There are expressions that for whatever reason, remain in the language for ever and ever, and we all use them without really knowing where they come from. Although, in the case of the “Toledo night” “noche Toledana” the matter of the location seems quite clear.
If you are Spanish, you have probably said those two words after some horrible and endless night, maybe because you had a hyperactive mosquito in the room, because a tooth hurts you or because you got a bad drink on your last orders. In other words, we already have another piece of information: the Toledo night is not a good thing. Let’s keep going!
There is a tower in Toledo called the Tower of San Cristóbal, and that’s what remains of an old Mudejar church dedicated to the Saint who was asked for help against plagues. Very close to it, around the year 800, they say it's where the most brutal and savage episode in those times took place.
According to the most devious version of the story, the city was ruled by a certain man called Yusuf, a despotic and evil fellow who took advantage of his power, and the people of the town ended up revolting against him and killing him. So the supreme head of al-Andalus, Caliph Al-Hakem, decided to send a new governor, and, would you believe, it was the father of the deceased who requested the honour.
His name was Amrus, and he promised to be fair and equitable to compensate the city for the outrages of his son. So he put himself in command of that mixture of races and faiths that was then Toledo and he governed it with prudence and honesty for a while. Long enough so the nobles who had led the revolt against his son could breathe a sigh of relief and feel safe. But, as you can imagine, they weren’t.

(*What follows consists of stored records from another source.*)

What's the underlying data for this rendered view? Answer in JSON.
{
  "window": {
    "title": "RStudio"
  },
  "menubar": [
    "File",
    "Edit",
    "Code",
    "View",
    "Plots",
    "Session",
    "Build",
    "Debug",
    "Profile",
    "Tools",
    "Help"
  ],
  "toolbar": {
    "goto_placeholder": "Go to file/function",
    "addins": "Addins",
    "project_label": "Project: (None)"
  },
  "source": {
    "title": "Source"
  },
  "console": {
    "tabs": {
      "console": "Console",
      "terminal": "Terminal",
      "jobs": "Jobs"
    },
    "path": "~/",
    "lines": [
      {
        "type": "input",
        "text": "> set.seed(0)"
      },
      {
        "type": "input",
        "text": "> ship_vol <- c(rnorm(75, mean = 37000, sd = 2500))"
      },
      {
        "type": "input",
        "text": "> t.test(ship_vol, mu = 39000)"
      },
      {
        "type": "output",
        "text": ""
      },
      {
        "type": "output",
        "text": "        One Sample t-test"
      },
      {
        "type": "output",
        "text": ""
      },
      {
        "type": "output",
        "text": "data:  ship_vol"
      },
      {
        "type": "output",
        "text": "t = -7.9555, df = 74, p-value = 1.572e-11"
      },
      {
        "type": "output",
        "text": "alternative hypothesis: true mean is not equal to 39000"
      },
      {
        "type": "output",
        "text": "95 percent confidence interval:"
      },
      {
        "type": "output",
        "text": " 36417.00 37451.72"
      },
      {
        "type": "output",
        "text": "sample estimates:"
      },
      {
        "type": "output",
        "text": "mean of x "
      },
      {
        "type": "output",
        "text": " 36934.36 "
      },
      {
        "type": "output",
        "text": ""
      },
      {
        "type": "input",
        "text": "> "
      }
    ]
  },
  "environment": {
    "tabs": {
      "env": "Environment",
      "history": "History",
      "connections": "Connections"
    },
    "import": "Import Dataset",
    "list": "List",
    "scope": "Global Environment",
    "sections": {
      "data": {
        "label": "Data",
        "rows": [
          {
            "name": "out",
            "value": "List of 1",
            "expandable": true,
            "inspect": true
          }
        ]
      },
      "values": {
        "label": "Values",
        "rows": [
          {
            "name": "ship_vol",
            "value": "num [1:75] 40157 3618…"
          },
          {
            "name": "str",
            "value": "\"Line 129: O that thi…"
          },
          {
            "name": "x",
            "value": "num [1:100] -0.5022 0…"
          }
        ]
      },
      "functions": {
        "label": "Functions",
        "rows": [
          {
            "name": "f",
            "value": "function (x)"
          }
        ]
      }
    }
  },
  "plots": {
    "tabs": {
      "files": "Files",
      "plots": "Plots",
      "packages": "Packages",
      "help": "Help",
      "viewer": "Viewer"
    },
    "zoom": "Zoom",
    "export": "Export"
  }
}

One day, Amrus announced the celebration of a splendid banquet to honour the Caliph’s son passing through the city. And of course, he invited all the members of the Toledo Royalty, who prepared themselves with their best clothes while the host’s guard sharpened their weapons.
Night fell, and between torches, hundreds of nobles were arriving, to the place of the party. One by one, the soldiers led them to a secluded area where their heads were sliced, and their remains were thrown into a ditch in absolute silence. After beheading the last of the guests, and with the ditch flooded with blood and corpses, Amrus cleared his throat and putting on his best face he declared that his son could rest in peace because revenge had been taken.
And due to this episode of history is why the Spanish expression, “Noche Toledana” is used when someone has had a bad night.